Polusi atau emisi penggunaan pupuk (N,P) dan pstisida ke air maupun ketanah, perkebunan kelapa sawit lebih rendah/minimum dibandingkan dengan soybean dan rapeseed. Fakta ini berarti proses produksi minyak sawit jauh lebih ramah lingkungan dibandingkan soybean dan rapeseed. Selain sumberdaya lahan dan penggunaan input, masalah pengunaan air juga perlu dilihat. Dewasa ini masalah kelangkaan air juga menjadi perhatian masyarakat dunia. Selama ini berkembang opini kehadiran perkebunan kelapa sawit dituduh menghisap banyak air sehingga membuat kekeringan daerah sawit.
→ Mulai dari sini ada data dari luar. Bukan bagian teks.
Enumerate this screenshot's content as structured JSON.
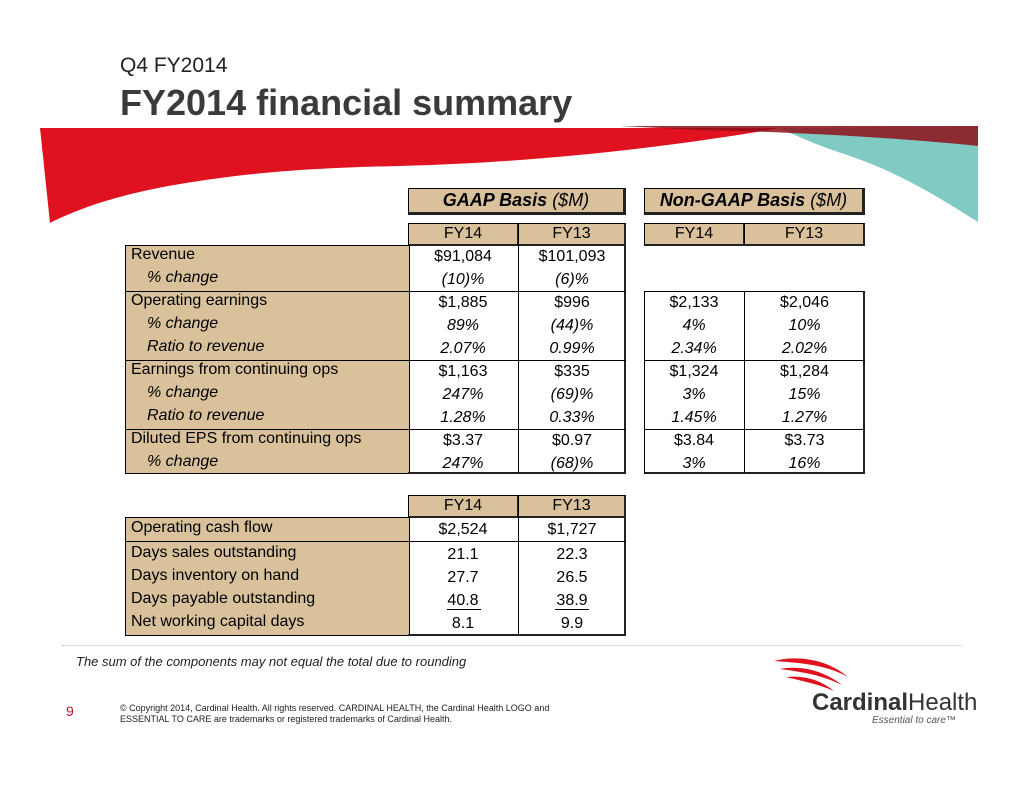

Tebu (sugar cane) merupakan jenis tanaman biofuel yang paling hemat mengunakan air untuk setiap satuan energi yang dihasilkan. Urutan kedua terhemat adalah minyak sawit, kemudian disusul sunflower dan soybean. Jagung dan umbi kayu ternyata lebih banyak mengunakan air. Tanaman rapeseed adalah yang paling boros mengunakan air. Dengan fakta tersebut menunjukan bahwa perkebunan kelapa sawit adalah salah satu salah satu tanaman biofuel yang hemat air. Lebih hemat dari pada soybean, rapeseed, cassava maupun jagung. Dengan demikian opini yang menyatakan bahwa perkebunan kelapa sawit adalah rakus air, tidak didukung fakta atau tidak benar.